Day 7: This was the last day of the run. The bike ran great all day, but between the time I parked it for the closing banquet, and when I came back out to ride back to the hotel, my headlight switch stopped working. So I was back to no headlight, one spot, and it’s dark. Fortunately, I was able to follow another bike back, so I used his headlight, and my one spot for light. For the second time in a week, I’m into the headlight to see what the problem was – I couldn’t imagine it was the pigtail again. The bulb was new. Only thing left was the switch on the handlebar. Bingo. I was going to be traveling for two days to get home – I needed a headlight. So I moved the hi-beam wire from the headlight circuit to the circuit I had my spotlight switch on, and I was back in business.
Day 8: On my walk-around, I noticed a hitch pin missing from my left saddlebag. There was a hardware store across the street from the hotel, so on my way out of town, I went in and picked up a few replacements. I put one on, and the rest in my windshield bag. During the ride that day, I felt something nudge my left foot. I was doing 55 on a bike – there shouldn’t be anything nudging my foot. I looked down, and my horn was sitting between my foot and the primary, with the wires still attached.  The bracket had broken in half. There was nowhere to pull off right where I was, so I just reached down, disconnected the wires, and put the horn on the seat between my legs. In a couple miles, I found a gas station to pull over into. I put the horn in my saddlebag, and kept going. It didn’t work anyway.
For a day or two, I had been noticing that the starter button was beginning to have a delay in it. By Day 8, I had to wiggle it to get it to work – I was on borrowed time. 
  
Day 9: My last day on the road – 380 miles and about 9 hours to get home. The starter button completely failed. I knew from when I wired the bike, that you could bypass the switch by bridging the posts on the solenoid mounted beneath the battery box. So I started the bike with a screwdriver bridging the posts – I have to say, I was a little impressed with myself for remembering that trick, and practically giggled when it actually worked. I used that trick a few more times that day. 
I remember back to a trip I took 3-4 years ago on my Dyna. My rear brake fell off somewhere outside Memphis, and I was pretty freaked out. I’d never had a bike break down on me before. When I first got this shovel, I knew nothing about a bike except how to ride one, and this bike was pretty sketchy.
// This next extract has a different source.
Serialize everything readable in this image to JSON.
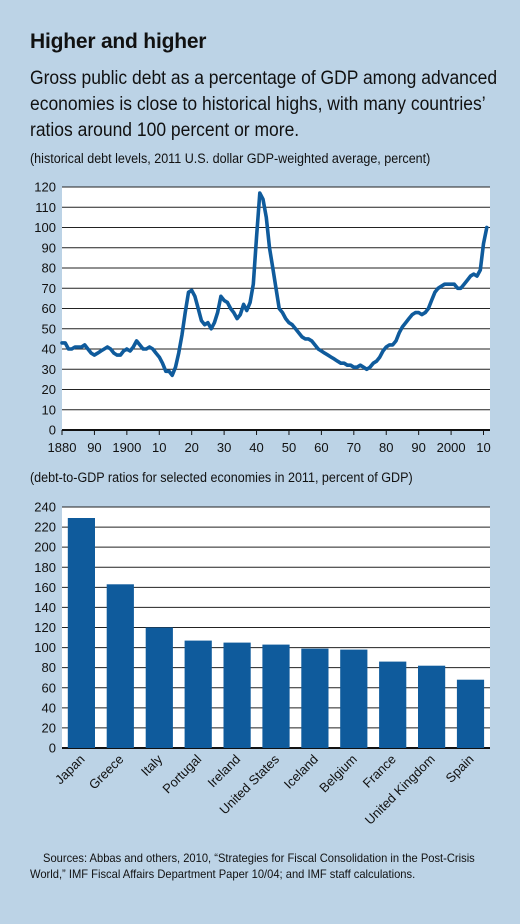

I decided if I was going to ride it, I’d better learn how to work on it. 
Less than a year ago, I tore it down to rewire it. I had no idea what I was doing, and I got some help from a couple friends. I’ve been very fortunate to have help from Dan Thayer – Thayer Sales & Service – in Corfu, NY. He lets me work with him. I do what I know how to do, and then he helps me when I’m over my head. Now I’m out on the road with this beast, pushing it, pushing myself, and having the time of my life.